“I will bring the torch down to you,” Tam said.
“No, that is not advisable. The boards are soft beneath my feet and if you drop down onto them, I fear we may go straight through.”
“The Dragon will see that Duff and I suffer more than a fall if we leave you down there alone, and he will be here soon.”
“Nessa,” she shouted and the next thing she knew the torch was falling down the hole, and Heather was quick to snatch it up.
“Are you a fool, woman?” Duff shouted.
“Lady Heather gave an order and I obeyed.”
“You better have had good reason to do so,” Rhys said sharply as he entered the room with the force of a swirling storm. When he saw Tam and Duff bent over the hole in the floor, his stomach clenched and he shouted, “Heather!”
“I am down here, Rhys,” she called out.
Rhys rushed to the hole, the sight of him in all black, his brow narrowed, and his eyes blazing, caused the two warriors to hurry out of his way.
Rhys peered over the edge and relief ran through him when he saw her standing there, with the torch held over her head. Her face was smudged with dirt as were her garments, but she looked to be unharmed.
“Stand back. I am coming down to fetch you out of there.”

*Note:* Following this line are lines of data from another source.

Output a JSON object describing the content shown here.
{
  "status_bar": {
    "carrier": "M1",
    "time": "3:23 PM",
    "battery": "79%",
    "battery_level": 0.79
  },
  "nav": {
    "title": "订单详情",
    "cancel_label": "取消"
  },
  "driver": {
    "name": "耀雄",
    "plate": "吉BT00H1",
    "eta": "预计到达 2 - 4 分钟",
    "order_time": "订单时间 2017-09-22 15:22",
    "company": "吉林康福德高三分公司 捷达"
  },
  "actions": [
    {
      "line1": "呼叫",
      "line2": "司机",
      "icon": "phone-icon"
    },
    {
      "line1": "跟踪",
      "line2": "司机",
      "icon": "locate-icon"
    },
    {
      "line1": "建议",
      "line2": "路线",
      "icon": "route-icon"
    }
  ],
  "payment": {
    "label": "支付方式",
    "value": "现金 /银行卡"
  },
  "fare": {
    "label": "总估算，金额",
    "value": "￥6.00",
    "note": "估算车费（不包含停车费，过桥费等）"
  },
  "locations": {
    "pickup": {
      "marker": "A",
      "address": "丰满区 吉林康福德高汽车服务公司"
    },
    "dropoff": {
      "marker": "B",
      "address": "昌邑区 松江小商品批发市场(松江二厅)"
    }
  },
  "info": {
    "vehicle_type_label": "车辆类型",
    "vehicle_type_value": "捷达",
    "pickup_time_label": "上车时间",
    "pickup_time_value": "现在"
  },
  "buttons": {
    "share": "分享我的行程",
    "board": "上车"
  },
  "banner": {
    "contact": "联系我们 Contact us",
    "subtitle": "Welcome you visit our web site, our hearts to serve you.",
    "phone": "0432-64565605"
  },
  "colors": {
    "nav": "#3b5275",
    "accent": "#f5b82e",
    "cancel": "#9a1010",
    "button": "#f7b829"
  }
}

“Lady Heather says the boards are too soft beneath her feet or we would have had her fetched out already,” Tam explained.
“It is good you explained that. Now I will not have to punish you for leaving my wife down in a dark hole.”
“Tam and Duff have been very helpful and quick to want to get me out of here. Please do not be angry with them.”
Rhys looked down at his wife again and ignoring her plea, said, “Move to the side.”
“So, you can fall through the boards? I think not.”
“What did you say to me?”
Duff and Tam stepped further away from the Dragon and Nessa stepped closer to the door.
“I am not moving,” Heather shouted the glare from the torch making it difficult to see his face clearly, but that did not matter. She was familiar with the look of the fire-breathing Dragon.
“Move! Now!” Rhys’s voice rumbled with anger.
“I will not see you hurt,” she shouted back.
Rhys was about to let her know that was not for her to decide when he heard a noise. “What was that?” he called down to her.
Before his wife could answer him, he heard it again and knew. It was the sound of the boards cracking. “Move, Heather!” he yelled.
The boards gave way before she could flee and suddenly his wife was gone and all he saw was the torch flickering as it spiraled downward in the dark and her scream raced up at him.
“RHYS!”
The Dragon did not hesitate. He dropped down in the hole after his wife.
CHAPTER 24
Rhys twisted so that his body would take the impact of the fall rather than his legs and he was surprised when he landed on something softer than he expected. Though there was a jolt to his body, it did not stop him from hurrying to his feet and looking around for his wife.
He spotted the torch a short distance away and was grateful it still held its flame. He hurried over and snatched it off the floor, seeing that he stood on thick wood planking. He swung the torch up above his head to cast a wider light so that he could find his wife and when he spotted her prone body face down, fear gripped at his heart and he let out a slew of curses as he hurried over to her.
His arm brushed across something in the stone wall as he reached her. It was a metal sconce and he rested the torch in it before dropping down beside his wife. He had stopped praying a long time ago, so it was not a prayer that rushed to his lips but a warning that if anything happened to her, he would rage war on the heavens.